Şeyh Harezm’e yerleştikten sonra her sabah ırgat pazarına gidip birkaç amele tutarak onlara; “Sizin işiniz hemen abdest alıp ikindi vaktine kadar burada bizim sohbetimizde bulunmak. Giderken de ücretlerinizi almak.” derdi. Dolayısıyla o, ikindi namazına kadar onlarla dinî ve tasavvufî konularda sohbet eder, sonra da ücretlerini verip gönderirdi. Ancak bir kez sohbetinde bulunanlar bir daha ayrılmak istemez, sonraki günlerde tekrar gelirlerdi. Böylece kısa sürede birçok müridi oldu.
Bu durumu tedirginlikle karşılayan bazı kişiler, durumu padişaha bildirdiler. “Böyle giderse bu şeyh, yakında şah olacak ve saltanatınız elden gidecek.” diye onun ardına çok sayıda insanı topladığını, padişah için potansiyel bir tehlike ve rakip olabileceğini ileri sürdüler.

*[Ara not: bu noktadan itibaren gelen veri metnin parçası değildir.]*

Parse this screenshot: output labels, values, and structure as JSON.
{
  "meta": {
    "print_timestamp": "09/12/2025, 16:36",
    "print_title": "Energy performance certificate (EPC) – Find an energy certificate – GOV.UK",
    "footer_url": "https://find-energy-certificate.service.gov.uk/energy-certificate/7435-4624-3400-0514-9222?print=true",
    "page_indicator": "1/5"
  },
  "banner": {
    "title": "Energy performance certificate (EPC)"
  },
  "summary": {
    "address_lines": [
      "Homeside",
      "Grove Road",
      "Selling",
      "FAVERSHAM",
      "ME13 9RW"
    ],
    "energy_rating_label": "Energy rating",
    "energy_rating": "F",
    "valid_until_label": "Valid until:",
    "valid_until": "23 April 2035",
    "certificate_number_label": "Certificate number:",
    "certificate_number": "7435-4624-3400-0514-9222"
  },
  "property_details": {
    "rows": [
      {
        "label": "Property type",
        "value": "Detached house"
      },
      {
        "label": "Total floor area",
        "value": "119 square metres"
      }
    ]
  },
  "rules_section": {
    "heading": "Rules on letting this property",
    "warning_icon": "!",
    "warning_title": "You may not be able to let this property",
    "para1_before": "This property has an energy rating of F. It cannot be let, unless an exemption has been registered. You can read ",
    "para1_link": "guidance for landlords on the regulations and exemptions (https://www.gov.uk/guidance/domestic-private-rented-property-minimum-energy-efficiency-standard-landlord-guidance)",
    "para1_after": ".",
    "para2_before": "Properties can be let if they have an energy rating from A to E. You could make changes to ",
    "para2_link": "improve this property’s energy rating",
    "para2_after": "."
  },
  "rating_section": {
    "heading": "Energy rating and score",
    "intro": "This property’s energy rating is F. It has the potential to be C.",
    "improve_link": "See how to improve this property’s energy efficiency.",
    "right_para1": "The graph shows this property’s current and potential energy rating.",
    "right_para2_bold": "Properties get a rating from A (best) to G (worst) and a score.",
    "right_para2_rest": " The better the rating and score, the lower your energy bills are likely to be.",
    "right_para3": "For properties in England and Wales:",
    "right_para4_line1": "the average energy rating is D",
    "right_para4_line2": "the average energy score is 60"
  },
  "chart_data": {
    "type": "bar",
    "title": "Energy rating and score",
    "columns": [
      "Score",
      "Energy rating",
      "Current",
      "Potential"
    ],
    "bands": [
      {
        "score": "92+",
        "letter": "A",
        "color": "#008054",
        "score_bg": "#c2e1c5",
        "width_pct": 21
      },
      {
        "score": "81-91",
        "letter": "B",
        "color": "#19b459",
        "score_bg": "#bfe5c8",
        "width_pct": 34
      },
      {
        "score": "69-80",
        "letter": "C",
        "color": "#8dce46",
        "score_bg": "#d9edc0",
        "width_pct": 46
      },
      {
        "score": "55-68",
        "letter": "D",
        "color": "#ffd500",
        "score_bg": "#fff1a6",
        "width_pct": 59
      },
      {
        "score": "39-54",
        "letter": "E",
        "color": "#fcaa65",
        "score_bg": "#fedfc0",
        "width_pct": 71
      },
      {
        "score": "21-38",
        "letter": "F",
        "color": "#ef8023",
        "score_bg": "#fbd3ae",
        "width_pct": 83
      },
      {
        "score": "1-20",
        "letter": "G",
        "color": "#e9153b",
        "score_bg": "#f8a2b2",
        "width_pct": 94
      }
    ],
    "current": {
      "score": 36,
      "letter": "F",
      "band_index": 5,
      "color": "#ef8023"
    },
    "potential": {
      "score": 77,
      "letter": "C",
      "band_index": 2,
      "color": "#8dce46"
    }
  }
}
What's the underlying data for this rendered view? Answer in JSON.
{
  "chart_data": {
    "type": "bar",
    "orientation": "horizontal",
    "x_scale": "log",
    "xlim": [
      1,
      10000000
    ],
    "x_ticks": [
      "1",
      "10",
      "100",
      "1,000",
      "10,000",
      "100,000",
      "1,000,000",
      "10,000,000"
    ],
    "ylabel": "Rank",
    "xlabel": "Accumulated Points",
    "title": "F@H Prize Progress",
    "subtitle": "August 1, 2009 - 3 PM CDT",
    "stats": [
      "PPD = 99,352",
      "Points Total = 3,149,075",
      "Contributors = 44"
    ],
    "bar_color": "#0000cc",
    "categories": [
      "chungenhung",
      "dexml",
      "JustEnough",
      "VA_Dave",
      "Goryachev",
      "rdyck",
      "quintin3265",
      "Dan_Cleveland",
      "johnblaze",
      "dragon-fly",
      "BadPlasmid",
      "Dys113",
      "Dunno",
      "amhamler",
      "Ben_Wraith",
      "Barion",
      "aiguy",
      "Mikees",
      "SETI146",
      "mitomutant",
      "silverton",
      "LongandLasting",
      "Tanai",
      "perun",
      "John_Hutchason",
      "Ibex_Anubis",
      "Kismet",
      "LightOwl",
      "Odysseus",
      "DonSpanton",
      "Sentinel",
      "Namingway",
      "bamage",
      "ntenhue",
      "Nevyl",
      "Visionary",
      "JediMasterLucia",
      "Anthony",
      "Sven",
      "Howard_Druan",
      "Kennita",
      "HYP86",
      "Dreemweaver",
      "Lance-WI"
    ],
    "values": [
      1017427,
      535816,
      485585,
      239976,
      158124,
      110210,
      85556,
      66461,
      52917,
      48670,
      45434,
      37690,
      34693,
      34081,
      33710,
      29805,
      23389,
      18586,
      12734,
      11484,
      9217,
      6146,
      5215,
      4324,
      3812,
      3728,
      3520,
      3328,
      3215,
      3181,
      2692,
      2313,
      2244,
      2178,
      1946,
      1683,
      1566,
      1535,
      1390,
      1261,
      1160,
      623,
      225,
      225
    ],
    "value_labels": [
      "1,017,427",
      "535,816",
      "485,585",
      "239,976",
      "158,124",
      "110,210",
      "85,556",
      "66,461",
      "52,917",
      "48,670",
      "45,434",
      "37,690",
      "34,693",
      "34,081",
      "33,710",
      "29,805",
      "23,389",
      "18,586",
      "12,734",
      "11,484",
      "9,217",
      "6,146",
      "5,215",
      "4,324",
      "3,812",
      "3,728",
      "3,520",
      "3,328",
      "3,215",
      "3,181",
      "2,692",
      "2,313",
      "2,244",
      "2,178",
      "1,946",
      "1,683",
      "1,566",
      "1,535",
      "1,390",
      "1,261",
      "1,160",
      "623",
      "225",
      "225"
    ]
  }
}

Harezmşah da Râmîtenî’ye haber göndererek, derhal Harezm’i terk etmesini ferman buyurdu. Ancak Râmîtenî, “Bizim elimizde bizzat kendilerinin imza ve mührü bulunan ve şehirde ikametimize izin veren bir belge var. Eğer Şah imza ve mührünü inkâr ediyorsa, o zaman şehri terk edelim.” deyince Şah, imzasını reddetme küçüklüğüne düşmeden, şeyhin yanına geldi. Şeyhte gördüğü mehabet karşısında ona hayran kalıp onun bağlıları safına katıldı.[5]
Harezm’de halkı irşada devam eden Ali Râmîtenî’nin 130 sene kadar yaşadığı nakledilir.[6] Vefat tarihi olarak 28 Zilkade 715/23 Şubat 1316[7] ile 721/1321[8] tarihleri verilmektedir. Bazı kaynaklarda Bahâeddîn Nakşbend’in, Ali Râmîtenî hayatta iken dünyaya geldiği nakledilmektedir. Nakşbend’in 718/1318’de doğduğu bilindiğine göre, Râmitenî’nin vefatı için 721/1321 tarihi kabul edilebilir.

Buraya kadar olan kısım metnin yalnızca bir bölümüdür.